The city of Dayton is currently reviewing its costs for overtime for the about 30 officers who responded to UD’s 911 call for assistance, Chabali said. “We took every asset that we had deployed from every other part of the city to address that problem, hence a citizen could have been in dire need, and it could have caused a delay in response.”

UD also had 30 sworn officers working staggered 12-hour shifts over the weekend, said UD spokeswoman Teri Rizvi. Reports of police using tear gas and rubber bullets are untrue, she said. Police and UD officials said they are not calling it a riot, but a “disturbance.”

Chabali said Dayton police and all other jurisdictions responded in a very professional manner in the way they are trained. “Had they not, I’m not sure that would have happened,” he said. He added that scheduling spring break around St. Patrick’s Day has prevented incidents like this in the past and would do so in the future. Sunday’s incident was the first major incident since UD stopped scheduling spring break around St. Patrick’s Day in 2009 after doing so for four consecutive years.

The event made its way to national media on Sunday and could have an impact on the university’s reputation, said Jason Maloni, a UD alumnus from 1992 and current senior vice president with the public relations firm LEVICK. The news came on the eve of UD hosting universities for the NCAA First Four basketball games.

“The university needs to be mindful that it does not become the poster child for universities who can’t get a handle on the situation,” he said.

Maloni said UD must respond in progressive ways and said banning all unsponsored parties would be “a bit draconian.” He added that the university should promote that the student neighborhood, commonly called The Ghetto, is a draw for students.

Fischer said he believes people will continue to recognize UD for “all the great” things it does.

“I think that people certainly identify the University of Dayton by its fine academic reputation,” he said. “From my perspective, this was a very unusual incident… that we dealt with quickly.”

Celebratory riots have plagued college campuses over the last decade, especially on St. Patrick’s Day or following sporting events, said Jack Levin, professor of sociology and criminology at the Brudnick Center on Violence and Conflict at Northeastern University.

“Rioting has for years been a fad on college campuses around the country and has often been inspired by rioting on another campus,” he said.

“The most important factor is that participants feel invulnerable and anonymous,” he said. “Their individual actions get lost in a sea of screaming and shouting students. In the thinking of rioters, there will be no negative consequences for them.”

In recent years, large-scale student celebrations have led to some serious events.

Palmer Fest, an annual spring student block party at Ohio University, was shut down last year and the area declared a “riot zone” by the town’s mayor following an arson at a student rental house. Some in the crowd threw bottles at police and firefighters last April. It was the third time in four years that the party ended in a fire, said Ohio University police Chief Andrew Powers. Students are planning to hold the unsanctioned block party again this year, Powers said.

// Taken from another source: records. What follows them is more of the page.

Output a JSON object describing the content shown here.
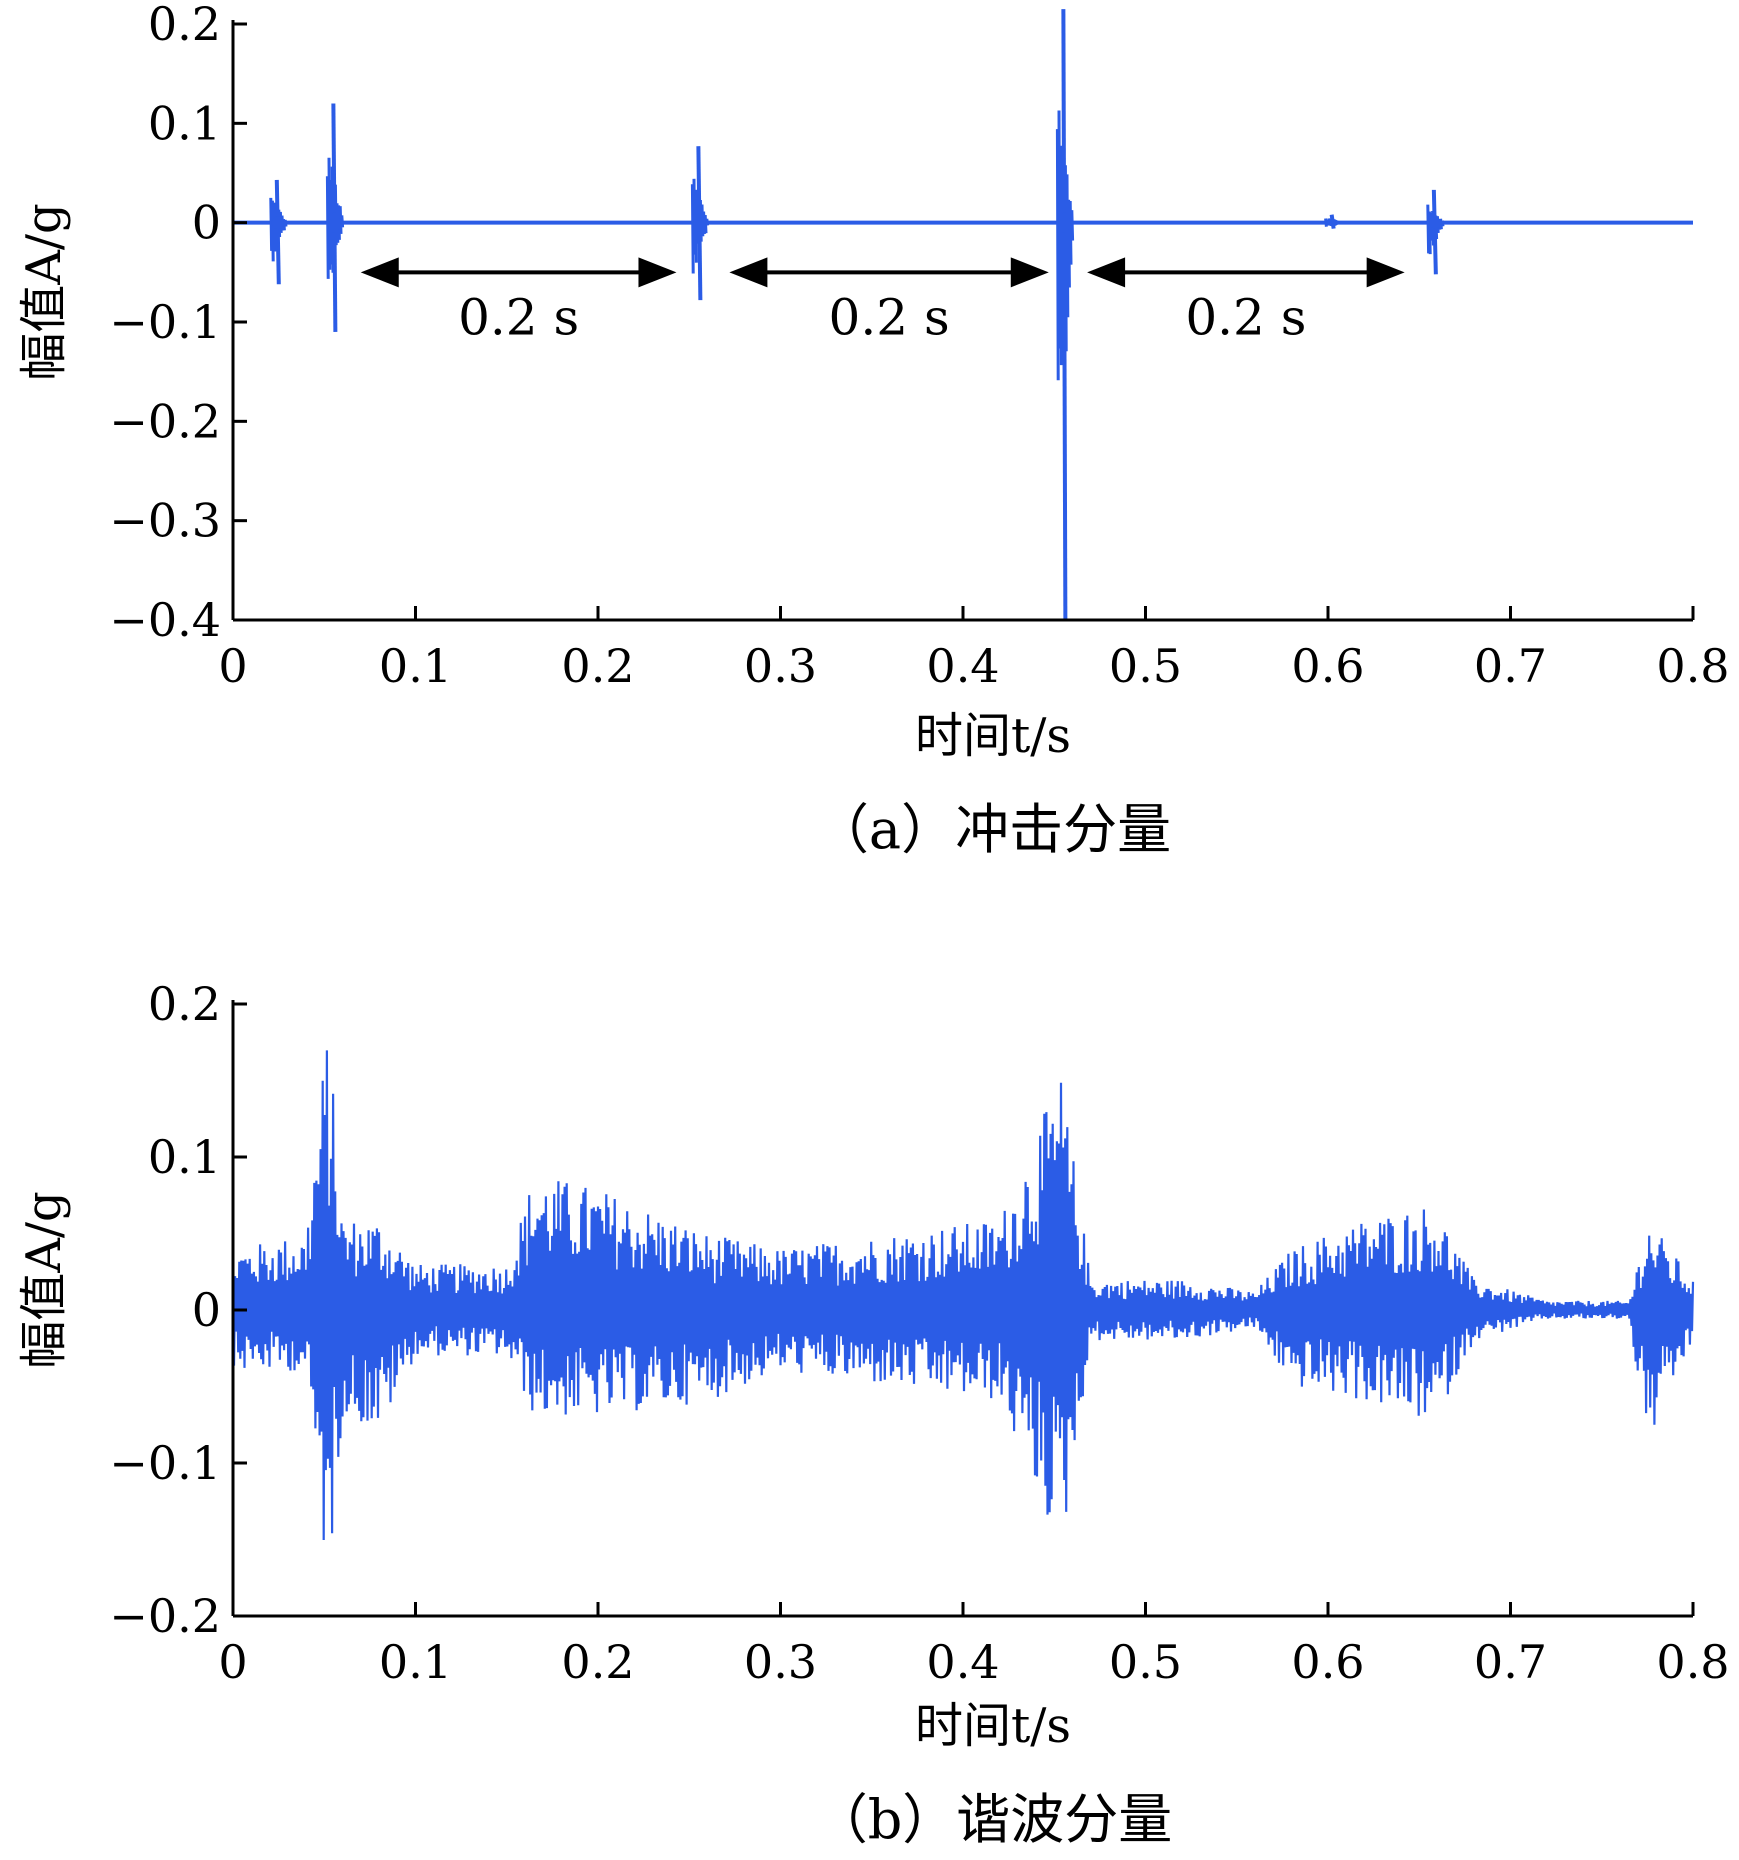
{
  "colors": {
    "signal": "#2b5ce6",
    "axis": "#000000",
    "arrow": "#000000"
  },
  "chart_data": [
    {
      "type": "line",
      "caption": "（a）冲击分量",
      "xlabel": "时间t/s",
      "ylabel": "幅值A/g",
      "xlim": [
        0,
        0.8
      ],
      "ylim": [
        -0.4,
        0.2
      ],
      "xticks": [
        "0",
        "0.1",
        "0.2",
        "0.3",
        "0.4",
        "0.5",
        "0.6",
        "0.7",
        "0.8"
      ],
      "yticks": [
        "0.2",
        "0.1",
        "0",
        "−0.1",
        "−0.2",
        "−0.3",
        "−0.4"
      ],
      "grid": false,
      "series": [
        {
          "impulses": [
            {
              "t": 0.024,
              "max": 0.043,
              "min": -0.062
            },
            {
              "t": 0.055,
              "max": 0.12,
              "min": -0.11
            },
            {
              "t": 0.255,
              "max": 0.077,
              "min": -0.078
            },
            {
              "t": 0.455,
              "max": 0.215,
              "min": -0.4
            },
            {
              "t": 0.602,
              "max": 0.008,
              "min": -0.006
            },
            {
              "t": 0.658,
              "max": 0.033,
              "min": -0.052
            }
          ]
        }
      ],
      "annotations": [
        {
          "text": "0.2 s",
          "from": 0.07,
          "to": 0.243,
          "y": -0.05
        },
        {
          "text": "0.2 s",
          "from": 0.272,
          "to": 0.447,
          "y": -0.05
        },
        {
          "text": "0.2 s",
          "from": 0.468,
          "to": 0.642,
          "y": -0.05
        }
      ]
    },
    {
      "type": "line",
      "caption": "（b）谐波分量",
      "xlabel": "时间t/s",
      "ylabel": "幅值A/g",
      "xlim": [
        0,
        0.8
      ],
      "ylim": [
        -0.2,
        0.2
      ],
      "xticks": [
        "0",
        "0.1",
        "0.2",
        "0.3",
        "0.4",
        "0.5",
        "0.6",
        "0.7",
        "0.8"
      ],
      "yticks": [
        "0.2",
        "0.1",
        "0",
        "−0.1",
        "−0.2"
      ],
      "grid": false,
      "series": [
        {
          "envelope": [
            {
              "t": 0.0,
              "max": 0.04,
              "min": -0.04
            },
            {
              "t": 0.04,
              "max": 0.05,
              "min": -0.04
            },
            {
              "t": 0.052,
              "max": 0.19,
              "min": -0.185
            },
            {
              "t": 0.06,
              "max": 0.06,
              "min": -0.07
            },
            {
              "t": 0.08,
              "max": 0.06,
              "min": -0.08
            },
            {
              "t": 0.1,
              "max": 0.03,
              "min": -0.03
            },
            {
              "t": 0.15,
              "max": 0.03,
              "min": -0.03
            },
            {
              "t": 0.165,
              "max": 0.09,
              "min": -0.07
            },
            {
              "t": 0.2,
              "max": 0.08,
              "min": -0.07
            },
            {
              "t": 0.26,
              "max": 0.05,
              "min": -0.06
            },
            {
              "t": 0.3,
              "max": 0.04,
              "min": -0.04
            },
            {
              "t": 0.36,
              "max": 0.05,
              "min": -0.05
            },
            {
              "t": 0.42,
              "max": 0.06,
              "min": -0.06
            },
            {
              "t": 0.454,
              "max": 0.155,
              "min": -0.16
            },
            {
              "t": 0.47,
              "max": 0.02,
              "min": -0.02
            },
            {
              "t": 0.52,
              "max": 0.02,
              "min": -0.02
            },
            {
              "t": 0.56,
              "max": 0.012,
              "min": -0.012
            },
            {
              "t": 0.58,
              "max": 0.04,
              "min": -0.05
            },
            {
              "t": 0.62,
              "max": 0.06,
              "min": -0.06
            },
            {
              "t": 0.658,
              "max": 0.07,
              "min": -0.075
            },
            {
              "t": 0.68,
              "max": 0.02,
              "min": -0.02
            },
            {
              "t": 0.72,
              "max": 0.006,
              "min": -0.006
            },
            {
              "t": 0.765,
              "max": 0.006,
              "min": -0.006
            },
            {
              "t": 0.775,
              "max": 0.06,
              "min": -0.09
            },
            {
              "t": 0.8,
              "max": 0.02,
              "min": -0.02
            }
          ]
        }
      ]
    }
  ]
}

“The big problem with these parties is their threat to community safety,” he said. “It may not be possible to stop a house from having a party because of the Constitutional right to assemble. They don’t have the right to have a party that starts to violate the law.”

Miami University’s Green Beer Day, when several thousand people gather at off-campus bars and residences in Oxford to celebrate St. Patrick’s Day before the school’s spring break, has gone off without serious incidents in recent years.

“We try to keep a lid on things and handle small problems before they become big problems,” said Oxford police Sgt. Jon Varley, adding police talk to students about acceptable behavior from the time they arrive on campus for the fall. “I think that pays dividends to us because they realize what the boundaries are and, for the most part, they try to stay in those boundaries.”